Three Vietnamese Arrested Smuggling Timber Across Border

Three Vietnamese nationals were arrested in Kratie province on Saturday night after the occupants of a convoy of trucks allegedly opened fire on authorities at a checkpoint before escaping across the border to Vietnam, officials said Monday.

Local media reported that 18 trucks loaded with luxury-grade timber blew through the Trapaing Kranhoung border checkpoint in Snuol district, their passengers firing on authorities as they passed. Contacted Monday for details, however, officials were guarded.

“We arrested three Vietnamese suspects involved in the case,” said Snuol district military police commander Ol Chhay, declining to name the men. “They are being detained at our headquarters for questioning,” he added.

Mr. Chhay said the three men, all in their 30s, were arrested at about 7:30 p.m., and that their truck, which was loaded with 19 cubic meters of first-grade kra koh and sokrom timber, was being held at the customs office at the nearby Trapaing Sre international checkpoint.

Asked to clarify the reports of 17 trucks escaping under a hail of gunfire, Mr. Chhay would not provide details.

“We could only stop one truck because the other trucks were gone,” he said, referring further questions to national-level military police and customs officials, who he said were handling the case.

Brigadier General Kheng Tito, spokesman for the national military police, said the case was being handled by his officials, and denied that shots had been fired.

“That is not true,” he said. “I am not sure of the specifics, I just know they were smuggling [timber] from inside the country out of the country.”

The spokesman provided an excerpt from a military police report stating that five customs officials, 10 national military police officers and four Snuol district military police officers had been at the Trapaing Kranhoung checkpoint awaiting the convoy of trucks.

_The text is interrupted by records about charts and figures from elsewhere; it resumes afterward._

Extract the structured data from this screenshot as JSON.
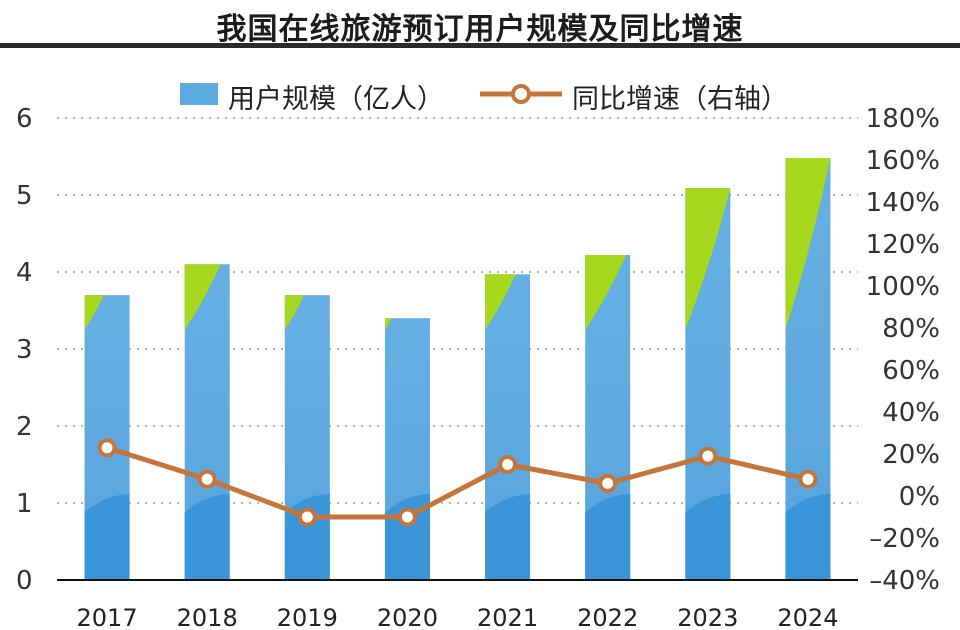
{
  "chart_data": {
    "type": "bar",
    "title": "我国在线旅游预订用户规模及同比增速",
    "categories": [
      "2017",
      "2018",
      "2019",
      "2020",
      "2021",
      "2022",
      "2023",
      "2024"
    ],
    "series": [
      {
        "name": "用户规模（亿人）",
        "type": "bar",
        "axis": "left",
        "values": [
          3.7,
          4.1,
          3.7,
          3.4,
          3.97,
          4.22,
          5.09,
          5.48
        ],
        "color": "#5aa9e0",
        "accent_color": "#a6d81e"
      },
      {
        "name": "同比增速（右轴）",
        "type": "line",
        "axis": "right",
        "values": [
          23,
          8,
          -10,
          -10,
          15,
          6,
          19,
          8
        ],
        "unit": "%",
        "color": "#c5753a"
      }
    ],
    "y_left": {
      "ylim": [
        0,
        6
      ],
      "ticks": [
        "0",
        "1",
        "2",
        "3",
        "4",
        "5",
        "6"
      ]
    },
    "y_right": {
      "ylim": [
        -40,
        180
      ],
      "ticks": [
        "–40%",
        "–20%",
        "0%",
        "20%",
        "40%",
        "60%",
        "80%",
        "100%",
        "120%",
        "140%",
        "160%",
        "180%"
      ]
    },
    "grid": "dotted horizontal",
    "legend_position": "top"
  }
}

The operation was led by Hak Vor, head of the Finance Ministry’s mobile customs team, according to Brig. Gen. Tito.

Mr. Vor could not be reached.

Vu Le Ha, a counselor at the Vietnamese Embassy in Phnom Penh, said he was not aware of the arrests. “I have not received that information,” he said.

Sim Hun, the chief of Pi Thnou commune, where the Trapaing Kranhoung checkpoint is located, said he heard significant gunfire on Saturday night.

“We were not called to join the operation, but I heard military police exchanging gunfire with the illegal loggers—many rounds,” he said, adding that he then went to the checkpoint soon after. “I am not sure if there were any injuries because they cleared the scene quickly.”

Keo Vath, chief of the Trapaing Kranhoung police station—which covers Pi Thnou and Khsoem communes—also said that weapons were discharged on Saturday night, having visited the scene and found shells the next day.

“We did our job to see what is true and what is false,” he said. “There was gunfire.”